Τρίτη, 18 Ιουνίου 2013

David Kirby: Should Dolphin-Assisted Childbirth Be Legal? (Take Part 30.V.2013)

Using cetaceans as doulas poses risks for animals and humans alike, experts say.
by David Kirby
dolphin assisted birth
Cute as they may be, are these really the faces that you want to greet your newborn baby? (Photo: Wild Horizon / Getty Images)
A North Carolina couple’s decision to fly to Hawaii so they can experience a “dolphin-assisted birth” has made worldwide headlines and earned them almost universal scorn by scientists, the press, and the public. It’s a bad idea for the dolphins, most people agree, and a dangerous proposition for a woman about to give birth. It might even be illegal.
Last month, Adam Barringer, 29, and his wife Heather, 27, traveled to Pahoa, on the Island of Hawaii, to prepare for the birth of their first child, which, they hope, will take place in the ocean surrounded by a pod of “healing” dolphins.
The idea of “dolphin-assisted birth” is not new, but only now seems to be on the media’s radar. It is championed by a group in Hawaii called The Sirius Institute.
At the institute, the Barringers will spend time in the sea trying to bond with a dolphin pod which would then be available to “attend” the underwater birth of their child, when the time comes. “It is about reconnecting as humans with the dolphins so we can coexist in this world together and learn from one another,” Heather Barringer told the Charlotte Observer, which first reported the story. 
According to Sirius’s website, dolphin-assisted births were studied in the Black Sea 20 years ago. “Some of the reported occurrences include a mother and a baby playing with the dolphins within 45 minutes of the birth.” And, another dolphin was seen “escorting a newborn human baby to the surface for its first breath.” Hawaiians, the site adds, “performed underwater births with dolphins as late as 1937 and still privately maintain this practice.”
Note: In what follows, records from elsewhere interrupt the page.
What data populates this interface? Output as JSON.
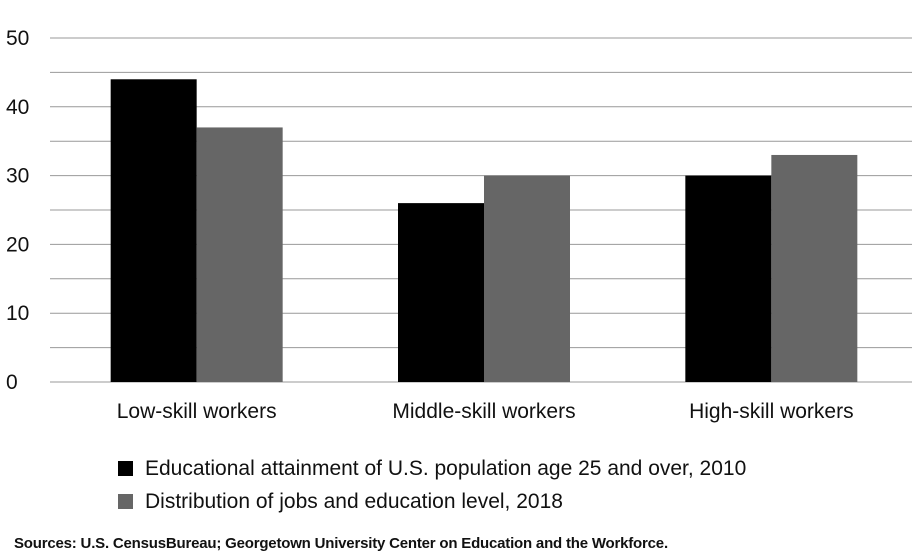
{
  "chart_data": {
    "type": "bar",
    "categories": [
      "Low-skill workers",
      "Middle-skill workers",
      "High-skill workers"
    ],
    "series": [
      {
        "name": "Educational attainment of U.S. population age 25 and over, 2010",
        "values": [
          44,
          26,
          30
        ],
        "color": "#000000"
      },
      {
        "name": "Distribution of jobs and education level, 2018",
        "values": [
          37,
          30,
          33
        ],
        "color": "#666666"
      }
    ],
    "yticks": [
      0,
      10,
      20,
      30,
      40,
      50
    ],
    "ylim": [
      0,
      50
    ],
    "minor_grid_step": 5,
    "grid": true,
    "legend_position": "bottom",
    "title": "",
    "xlabel": "",
    "ylabel": ""
  },
  "source_text": "Sources: U.S. CensusBureau; Georgetown University Center on Education and the Workforce."
}
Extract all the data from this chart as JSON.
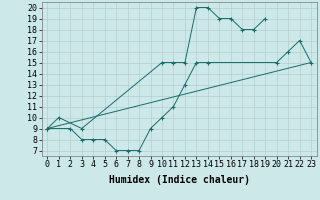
{
  "xlabel": "Humidex (Indice chaleur)",
  "xlim": [
    -0.5,
    23.5
  ],
  "ylim": [
    6.5,
    20.5
  ],
  "xticks": [
    0,
    1,
    2,
    3,
    4,
    5,
    6,
    7,
    8,
    9,
    10,
    11,
    12,
    13,
    14,
    15,
    16,
    17,
    18,
    19,
    20,
    21,
    22,
    23
  ],
  "yticks": [
    7,
    8,
    9,
    10,
    11,
    12,
    13,
    14,
    15,
    16,
    17,
    18,
    19,
    20
  ],
  "bg_color": "#cce8e8",
  "line_color": "#1a6b6b",
  "grid_color": "#b0c8c8",
  "curve1_x": [
    0,
    1,
    3,
    10,
    11,
    12,
    13,
    14,
    15,
    16,
    17,
    18,
    19
  ],
  "curve1_y": [
    9,
    10,
    9,
    15,
    15,
    15,
    20,
    20,
    19,
    19,
    18,
    18,
    19
  ],
  "curve2_x": [
    0,
    2,
    3,
    4,
    5,
    6,
    7,
    8,
    9,
    10,
    11,
    12,
    13,
    14,
    20,
    21,
    22,
    23
  ],
  "curve2_y": [
    9,
    9,
    8,
    8,
    8,
    7,
    7,
    7,
    9,
    10,
    11,
    13,
    15,
    15,
    15,
    16,
    17,
    15
  ],
  "line3_x": [
    0,
    23
  ],
  "line3_y": [
    9,
    15
  ],
  "fontsize_label": 7,
  "fontsize_tick": 6
}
The volcanic coast of Hawaii, with its protected coves, is ideal for “establishing water birth with dolphins and the human-dolphin habitats where we can live and learn from each other,” the institute says. “This area can also be the first embassy for the Cetacean Commonwealth,” whatever that means. It is likely part of the institute’s mission is to “dolphinize” the planet. 
“Dolphinization is the raising of the consciousness of humans to the level of the dolphins and to integrate the Cetacea (dolphins and whales) into the cultures of the Earth,” the website says. “When this is achieved, we will have a planet with two major sentient species in harmony and cooperation. We and the Cetacea have been, and can become again ... Co-species.”
The problem is nobody asked the Cetacea if they wanted to be “co-species” with us.